Beyond the minimum wage to dignity and respect

This crisis is shared, but its burden is not. From health risks to job losses, it is the UK’s 4.2 million low-paid workers on whom this pandemic has imposed the greatest cost, and of whom the efforts to combat it have required the greatest sacrifice. Lower earners are three times as likely to have lost their job or been furloughed as high earners, and are more than twice as likely to do jobs exposing them to health risks.

It is not by anyone’s design that our lowest earners have suffered the most, but it is for the public and policy makers to recognise where the burden has lain. To date, that is what they have done, with politicians of all parties praising key workers from care homes to supermarkets, and the public expressing their gratitude each Thursday night. Rightly, debate has turned to the low pay and insecure conditions of such workers. Half of frontline care workers are paid less than the real living wage, while estimates of those paid below the legal minimum wage vary between 20,000 and 160,000. Delivery drivers are regularly forced into self-employment, missing out on sick pay and the minimum wage. In 21st century Britain, an employer can cancel a shift for a zero-hours contract worker who has already paid for a train fare to get to the job.
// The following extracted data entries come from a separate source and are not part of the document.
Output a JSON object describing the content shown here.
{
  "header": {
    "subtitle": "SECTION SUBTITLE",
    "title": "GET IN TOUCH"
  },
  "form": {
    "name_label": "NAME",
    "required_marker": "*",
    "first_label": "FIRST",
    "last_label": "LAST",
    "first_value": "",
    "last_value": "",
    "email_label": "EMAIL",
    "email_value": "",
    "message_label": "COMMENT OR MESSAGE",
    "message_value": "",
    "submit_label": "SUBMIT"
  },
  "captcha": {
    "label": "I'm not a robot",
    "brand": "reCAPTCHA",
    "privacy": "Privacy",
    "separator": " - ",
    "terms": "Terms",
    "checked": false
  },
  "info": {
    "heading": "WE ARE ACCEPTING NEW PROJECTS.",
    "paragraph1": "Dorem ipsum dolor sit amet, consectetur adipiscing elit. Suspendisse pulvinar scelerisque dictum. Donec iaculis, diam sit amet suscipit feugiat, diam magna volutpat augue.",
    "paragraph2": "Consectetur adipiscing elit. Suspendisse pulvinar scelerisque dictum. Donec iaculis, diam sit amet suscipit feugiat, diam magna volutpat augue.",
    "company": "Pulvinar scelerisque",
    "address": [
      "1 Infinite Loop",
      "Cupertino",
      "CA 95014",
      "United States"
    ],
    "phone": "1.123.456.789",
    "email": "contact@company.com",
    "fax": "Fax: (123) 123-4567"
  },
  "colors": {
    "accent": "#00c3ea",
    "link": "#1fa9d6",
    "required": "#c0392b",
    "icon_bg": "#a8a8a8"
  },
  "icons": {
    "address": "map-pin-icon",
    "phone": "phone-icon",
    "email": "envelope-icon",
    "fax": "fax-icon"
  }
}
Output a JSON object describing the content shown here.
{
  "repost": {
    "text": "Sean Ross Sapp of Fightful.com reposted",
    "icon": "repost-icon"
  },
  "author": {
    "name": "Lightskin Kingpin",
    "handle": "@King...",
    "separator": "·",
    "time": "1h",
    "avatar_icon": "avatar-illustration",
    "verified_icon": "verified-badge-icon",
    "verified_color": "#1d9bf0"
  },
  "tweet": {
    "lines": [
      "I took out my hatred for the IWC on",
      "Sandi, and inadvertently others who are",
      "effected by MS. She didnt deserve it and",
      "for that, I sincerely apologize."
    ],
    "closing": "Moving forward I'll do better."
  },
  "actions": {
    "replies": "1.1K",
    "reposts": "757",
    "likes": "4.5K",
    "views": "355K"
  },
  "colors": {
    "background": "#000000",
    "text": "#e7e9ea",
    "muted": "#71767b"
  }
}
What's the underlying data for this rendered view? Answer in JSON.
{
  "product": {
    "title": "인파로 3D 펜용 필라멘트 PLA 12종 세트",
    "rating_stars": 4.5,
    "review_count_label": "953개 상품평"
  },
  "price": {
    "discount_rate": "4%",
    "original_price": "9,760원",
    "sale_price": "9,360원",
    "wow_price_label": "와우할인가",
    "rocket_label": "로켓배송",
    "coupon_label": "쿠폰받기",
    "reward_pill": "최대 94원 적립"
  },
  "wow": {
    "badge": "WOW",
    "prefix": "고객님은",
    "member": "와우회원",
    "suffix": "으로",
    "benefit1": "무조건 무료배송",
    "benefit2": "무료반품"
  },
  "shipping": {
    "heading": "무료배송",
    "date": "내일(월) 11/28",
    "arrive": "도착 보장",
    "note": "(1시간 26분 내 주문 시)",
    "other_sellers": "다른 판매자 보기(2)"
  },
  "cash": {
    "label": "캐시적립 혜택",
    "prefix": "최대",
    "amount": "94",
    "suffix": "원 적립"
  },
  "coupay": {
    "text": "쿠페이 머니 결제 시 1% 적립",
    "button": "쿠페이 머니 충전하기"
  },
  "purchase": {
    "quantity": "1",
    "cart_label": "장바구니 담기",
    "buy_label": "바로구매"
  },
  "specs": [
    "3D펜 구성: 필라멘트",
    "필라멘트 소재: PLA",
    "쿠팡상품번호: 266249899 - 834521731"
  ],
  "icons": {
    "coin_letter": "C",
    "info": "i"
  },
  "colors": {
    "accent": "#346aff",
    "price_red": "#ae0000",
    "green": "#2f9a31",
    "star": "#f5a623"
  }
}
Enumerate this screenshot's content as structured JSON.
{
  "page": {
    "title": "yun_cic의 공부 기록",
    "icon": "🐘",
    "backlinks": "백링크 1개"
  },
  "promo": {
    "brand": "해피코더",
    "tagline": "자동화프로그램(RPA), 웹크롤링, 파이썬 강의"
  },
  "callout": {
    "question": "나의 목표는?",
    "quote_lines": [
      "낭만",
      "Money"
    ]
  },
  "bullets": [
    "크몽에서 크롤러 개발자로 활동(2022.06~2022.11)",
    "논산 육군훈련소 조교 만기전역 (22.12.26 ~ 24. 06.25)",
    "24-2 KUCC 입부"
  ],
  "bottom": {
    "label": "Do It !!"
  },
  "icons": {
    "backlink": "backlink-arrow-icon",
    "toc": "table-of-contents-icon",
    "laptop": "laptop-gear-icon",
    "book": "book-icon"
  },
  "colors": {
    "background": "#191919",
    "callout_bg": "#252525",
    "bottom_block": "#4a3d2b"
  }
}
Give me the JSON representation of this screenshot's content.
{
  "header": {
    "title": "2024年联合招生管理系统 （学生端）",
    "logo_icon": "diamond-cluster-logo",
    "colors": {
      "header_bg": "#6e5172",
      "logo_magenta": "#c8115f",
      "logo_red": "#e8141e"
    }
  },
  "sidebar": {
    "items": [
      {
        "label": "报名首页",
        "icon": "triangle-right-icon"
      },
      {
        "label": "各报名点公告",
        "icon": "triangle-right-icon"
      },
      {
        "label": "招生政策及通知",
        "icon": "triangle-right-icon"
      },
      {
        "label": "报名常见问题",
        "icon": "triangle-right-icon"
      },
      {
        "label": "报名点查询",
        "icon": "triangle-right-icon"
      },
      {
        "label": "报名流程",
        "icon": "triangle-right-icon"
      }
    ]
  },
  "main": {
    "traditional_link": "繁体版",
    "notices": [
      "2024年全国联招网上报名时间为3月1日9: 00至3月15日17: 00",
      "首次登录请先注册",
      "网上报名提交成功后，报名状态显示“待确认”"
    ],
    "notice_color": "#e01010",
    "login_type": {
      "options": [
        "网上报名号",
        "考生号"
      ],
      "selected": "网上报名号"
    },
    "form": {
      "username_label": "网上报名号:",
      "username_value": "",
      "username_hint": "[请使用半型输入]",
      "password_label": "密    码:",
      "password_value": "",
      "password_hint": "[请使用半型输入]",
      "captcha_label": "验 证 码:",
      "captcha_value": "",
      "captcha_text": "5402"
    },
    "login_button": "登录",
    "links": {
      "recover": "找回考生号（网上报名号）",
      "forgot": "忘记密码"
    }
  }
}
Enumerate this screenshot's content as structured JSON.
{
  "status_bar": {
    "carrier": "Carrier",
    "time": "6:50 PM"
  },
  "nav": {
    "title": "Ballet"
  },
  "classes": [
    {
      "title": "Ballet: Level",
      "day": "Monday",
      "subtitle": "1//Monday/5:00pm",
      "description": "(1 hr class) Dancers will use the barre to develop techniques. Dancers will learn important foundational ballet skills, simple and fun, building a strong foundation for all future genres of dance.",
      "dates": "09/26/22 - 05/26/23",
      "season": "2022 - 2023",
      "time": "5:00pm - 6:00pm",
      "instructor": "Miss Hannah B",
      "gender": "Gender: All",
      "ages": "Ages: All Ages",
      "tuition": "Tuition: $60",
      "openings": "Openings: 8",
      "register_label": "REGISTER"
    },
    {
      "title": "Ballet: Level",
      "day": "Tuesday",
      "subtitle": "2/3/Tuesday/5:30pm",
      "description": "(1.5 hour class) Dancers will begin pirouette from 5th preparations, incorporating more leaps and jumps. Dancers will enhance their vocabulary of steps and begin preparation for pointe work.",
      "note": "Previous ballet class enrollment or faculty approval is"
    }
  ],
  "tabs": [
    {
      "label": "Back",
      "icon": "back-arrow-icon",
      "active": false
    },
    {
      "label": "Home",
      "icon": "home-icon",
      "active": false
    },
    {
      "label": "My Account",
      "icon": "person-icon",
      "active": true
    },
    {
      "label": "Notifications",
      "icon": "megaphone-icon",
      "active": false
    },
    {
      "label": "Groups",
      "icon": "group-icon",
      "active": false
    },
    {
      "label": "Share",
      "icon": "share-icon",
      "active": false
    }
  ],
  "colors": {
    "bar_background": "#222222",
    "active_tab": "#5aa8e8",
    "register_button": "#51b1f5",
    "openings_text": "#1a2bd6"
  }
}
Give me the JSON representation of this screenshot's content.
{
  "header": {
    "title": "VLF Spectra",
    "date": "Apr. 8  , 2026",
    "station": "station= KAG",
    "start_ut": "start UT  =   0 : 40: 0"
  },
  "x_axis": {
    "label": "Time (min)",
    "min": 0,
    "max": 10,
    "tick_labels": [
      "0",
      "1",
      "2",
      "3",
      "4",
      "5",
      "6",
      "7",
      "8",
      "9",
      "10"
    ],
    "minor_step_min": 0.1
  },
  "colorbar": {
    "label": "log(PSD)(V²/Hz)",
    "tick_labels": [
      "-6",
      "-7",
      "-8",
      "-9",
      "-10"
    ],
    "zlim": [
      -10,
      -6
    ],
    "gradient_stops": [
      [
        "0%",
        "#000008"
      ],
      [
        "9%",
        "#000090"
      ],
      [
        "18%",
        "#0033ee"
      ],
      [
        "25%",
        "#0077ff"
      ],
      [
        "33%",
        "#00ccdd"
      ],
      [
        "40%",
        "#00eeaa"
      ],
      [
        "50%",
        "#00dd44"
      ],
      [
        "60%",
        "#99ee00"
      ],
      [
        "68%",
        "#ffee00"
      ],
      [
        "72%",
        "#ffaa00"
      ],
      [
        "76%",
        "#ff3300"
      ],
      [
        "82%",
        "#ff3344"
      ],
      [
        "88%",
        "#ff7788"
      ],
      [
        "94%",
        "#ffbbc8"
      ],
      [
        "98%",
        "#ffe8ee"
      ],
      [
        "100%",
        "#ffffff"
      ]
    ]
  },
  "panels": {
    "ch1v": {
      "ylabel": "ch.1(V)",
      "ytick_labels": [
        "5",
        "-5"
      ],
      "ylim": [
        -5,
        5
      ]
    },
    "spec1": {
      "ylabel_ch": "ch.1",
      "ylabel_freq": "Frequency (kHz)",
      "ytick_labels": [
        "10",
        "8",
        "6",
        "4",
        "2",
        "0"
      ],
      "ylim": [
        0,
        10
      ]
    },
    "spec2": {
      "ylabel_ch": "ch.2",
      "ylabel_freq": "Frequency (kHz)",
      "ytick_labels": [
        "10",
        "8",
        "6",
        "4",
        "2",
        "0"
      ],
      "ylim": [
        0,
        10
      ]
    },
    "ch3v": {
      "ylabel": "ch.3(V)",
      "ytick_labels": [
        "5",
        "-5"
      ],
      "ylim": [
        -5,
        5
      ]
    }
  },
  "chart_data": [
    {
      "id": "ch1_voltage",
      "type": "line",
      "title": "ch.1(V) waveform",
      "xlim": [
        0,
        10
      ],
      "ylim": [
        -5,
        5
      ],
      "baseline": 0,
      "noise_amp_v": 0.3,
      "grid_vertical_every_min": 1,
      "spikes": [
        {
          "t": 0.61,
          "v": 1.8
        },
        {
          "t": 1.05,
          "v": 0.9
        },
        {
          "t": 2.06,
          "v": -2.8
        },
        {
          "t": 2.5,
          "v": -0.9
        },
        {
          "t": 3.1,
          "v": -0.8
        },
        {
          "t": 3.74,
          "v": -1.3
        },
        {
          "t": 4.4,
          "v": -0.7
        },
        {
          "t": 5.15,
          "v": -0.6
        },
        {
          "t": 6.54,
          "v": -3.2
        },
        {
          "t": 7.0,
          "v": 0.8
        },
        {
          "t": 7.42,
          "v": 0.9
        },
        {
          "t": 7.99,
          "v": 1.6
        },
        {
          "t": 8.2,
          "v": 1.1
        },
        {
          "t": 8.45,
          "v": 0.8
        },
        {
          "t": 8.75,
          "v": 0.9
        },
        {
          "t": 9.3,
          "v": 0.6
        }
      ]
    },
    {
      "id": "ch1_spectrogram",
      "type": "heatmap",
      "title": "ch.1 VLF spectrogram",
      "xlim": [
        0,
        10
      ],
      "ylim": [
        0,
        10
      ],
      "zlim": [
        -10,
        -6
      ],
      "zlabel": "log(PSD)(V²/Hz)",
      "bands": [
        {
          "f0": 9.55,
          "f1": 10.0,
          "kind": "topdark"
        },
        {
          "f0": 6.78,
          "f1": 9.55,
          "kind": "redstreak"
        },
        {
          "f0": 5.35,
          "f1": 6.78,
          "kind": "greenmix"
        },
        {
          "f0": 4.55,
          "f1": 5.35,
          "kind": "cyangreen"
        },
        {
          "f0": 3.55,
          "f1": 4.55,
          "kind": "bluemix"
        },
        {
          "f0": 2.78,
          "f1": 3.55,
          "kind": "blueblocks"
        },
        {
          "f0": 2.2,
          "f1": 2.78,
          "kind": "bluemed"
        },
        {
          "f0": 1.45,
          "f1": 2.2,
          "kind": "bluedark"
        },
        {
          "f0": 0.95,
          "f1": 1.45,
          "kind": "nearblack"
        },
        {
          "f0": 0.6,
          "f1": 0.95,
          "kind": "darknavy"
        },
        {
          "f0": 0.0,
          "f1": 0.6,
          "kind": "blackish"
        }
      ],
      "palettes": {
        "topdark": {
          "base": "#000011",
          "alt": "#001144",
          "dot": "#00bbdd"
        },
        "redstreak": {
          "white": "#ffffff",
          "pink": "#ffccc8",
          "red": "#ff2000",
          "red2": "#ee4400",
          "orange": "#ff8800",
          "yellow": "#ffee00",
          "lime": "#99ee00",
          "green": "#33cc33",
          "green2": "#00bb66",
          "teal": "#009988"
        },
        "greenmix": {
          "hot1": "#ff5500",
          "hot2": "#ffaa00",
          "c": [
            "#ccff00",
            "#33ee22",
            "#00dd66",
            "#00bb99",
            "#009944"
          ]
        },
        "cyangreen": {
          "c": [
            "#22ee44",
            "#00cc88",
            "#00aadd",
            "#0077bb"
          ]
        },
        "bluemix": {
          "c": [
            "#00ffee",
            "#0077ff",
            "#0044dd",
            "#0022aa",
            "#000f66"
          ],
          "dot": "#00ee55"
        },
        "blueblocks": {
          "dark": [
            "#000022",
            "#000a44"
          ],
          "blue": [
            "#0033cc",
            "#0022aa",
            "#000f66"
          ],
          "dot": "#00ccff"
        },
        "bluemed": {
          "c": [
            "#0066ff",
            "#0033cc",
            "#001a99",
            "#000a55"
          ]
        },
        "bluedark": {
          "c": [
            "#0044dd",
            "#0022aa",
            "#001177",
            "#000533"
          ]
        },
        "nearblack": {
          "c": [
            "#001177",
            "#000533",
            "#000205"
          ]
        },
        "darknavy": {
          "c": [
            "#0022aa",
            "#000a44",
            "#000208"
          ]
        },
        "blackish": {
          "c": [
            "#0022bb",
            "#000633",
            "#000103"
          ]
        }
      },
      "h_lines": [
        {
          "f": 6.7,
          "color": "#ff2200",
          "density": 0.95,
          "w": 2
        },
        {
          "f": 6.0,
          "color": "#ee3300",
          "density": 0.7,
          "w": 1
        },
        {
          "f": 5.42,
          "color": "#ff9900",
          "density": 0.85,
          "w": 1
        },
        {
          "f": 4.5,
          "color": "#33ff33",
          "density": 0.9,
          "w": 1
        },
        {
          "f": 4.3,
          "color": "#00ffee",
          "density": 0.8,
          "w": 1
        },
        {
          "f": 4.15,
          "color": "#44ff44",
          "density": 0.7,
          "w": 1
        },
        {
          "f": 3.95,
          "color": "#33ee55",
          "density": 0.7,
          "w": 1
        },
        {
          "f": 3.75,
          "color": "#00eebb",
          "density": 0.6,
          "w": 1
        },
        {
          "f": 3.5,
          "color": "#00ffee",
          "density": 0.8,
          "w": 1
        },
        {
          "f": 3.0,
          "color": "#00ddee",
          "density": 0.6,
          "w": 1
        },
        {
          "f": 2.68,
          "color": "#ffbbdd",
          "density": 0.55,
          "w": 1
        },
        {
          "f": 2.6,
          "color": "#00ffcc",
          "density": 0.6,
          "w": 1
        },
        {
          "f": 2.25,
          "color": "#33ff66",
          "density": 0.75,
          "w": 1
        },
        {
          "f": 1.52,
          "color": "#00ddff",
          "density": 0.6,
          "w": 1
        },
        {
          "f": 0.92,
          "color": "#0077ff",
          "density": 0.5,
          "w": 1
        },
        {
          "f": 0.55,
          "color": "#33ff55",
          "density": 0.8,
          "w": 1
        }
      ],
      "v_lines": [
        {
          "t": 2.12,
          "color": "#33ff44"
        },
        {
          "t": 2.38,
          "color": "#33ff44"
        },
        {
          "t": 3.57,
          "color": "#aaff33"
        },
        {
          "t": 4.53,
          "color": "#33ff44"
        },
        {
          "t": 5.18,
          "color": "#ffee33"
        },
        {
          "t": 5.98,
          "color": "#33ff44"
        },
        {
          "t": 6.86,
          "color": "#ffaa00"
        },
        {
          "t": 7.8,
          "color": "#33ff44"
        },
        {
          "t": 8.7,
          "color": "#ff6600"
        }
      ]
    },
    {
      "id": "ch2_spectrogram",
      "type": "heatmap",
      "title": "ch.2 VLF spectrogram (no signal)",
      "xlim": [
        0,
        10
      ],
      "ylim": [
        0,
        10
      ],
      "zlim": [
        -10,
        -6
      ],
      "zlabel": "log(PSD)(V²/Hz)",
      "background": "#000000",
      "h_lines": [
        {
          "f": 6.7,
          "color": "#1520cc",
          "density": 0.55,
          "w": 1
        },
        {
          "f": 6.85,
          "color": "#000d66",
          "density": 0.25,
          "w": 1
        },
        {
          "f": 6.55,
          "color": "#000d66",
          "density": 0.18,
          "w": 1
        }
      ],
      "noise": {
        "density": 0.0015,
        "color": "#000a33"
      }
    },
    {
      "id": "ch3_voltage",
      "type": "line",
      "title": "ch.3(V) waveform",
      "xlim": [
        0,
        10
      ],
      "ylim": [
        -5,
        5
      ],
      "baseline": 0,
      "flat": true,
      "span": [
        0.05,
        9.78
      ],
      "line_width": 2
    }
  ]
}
Predicting what change will follow this pandemic is fraught with difficulty, but there are grounds for hope that the time has come for a significant re-evaluation of the approach we take as a society towards lower-paid workers. This is because it would be building on trends under way pre-crisis that saw public and political concern about the quality of such work move centre stage over the past decade.

A much higher minimum wage has been the main result, with the introduction of the National Living Wage leading to the share of the workforce that is low paid falling to 15 per cent last year, the lowest level in four decades. Post-crisis, further increases in the minimum wage should continue, with the aim of abolishing low pay by the middle of this decade by raising the National Living Wage to two thirds of typical hourly pay. But the lack of wider progress in improving the world of low-paid work stands in stark contrast to the forward leaps on the minimum wage. Talking about better-quality work for the low paid did not translate into actually creating it, pre-crisis. Post-crisis it could, and it should.

This paper sets out a significant yet achievable programme of change across five areas that, taken together with a higher minimum wage, would amount to a new settlement for Britain’s low-paid workers. At its core is the idea that improving the circumstances of low-paid labour is not just about a higher price tag for that labour, but about showing respect to and providing dignity for the people doing it. Who has control of decisions, or whether low-paid workers are treated in a similar way to higher-paid ones, are central questions that we should pay attention to.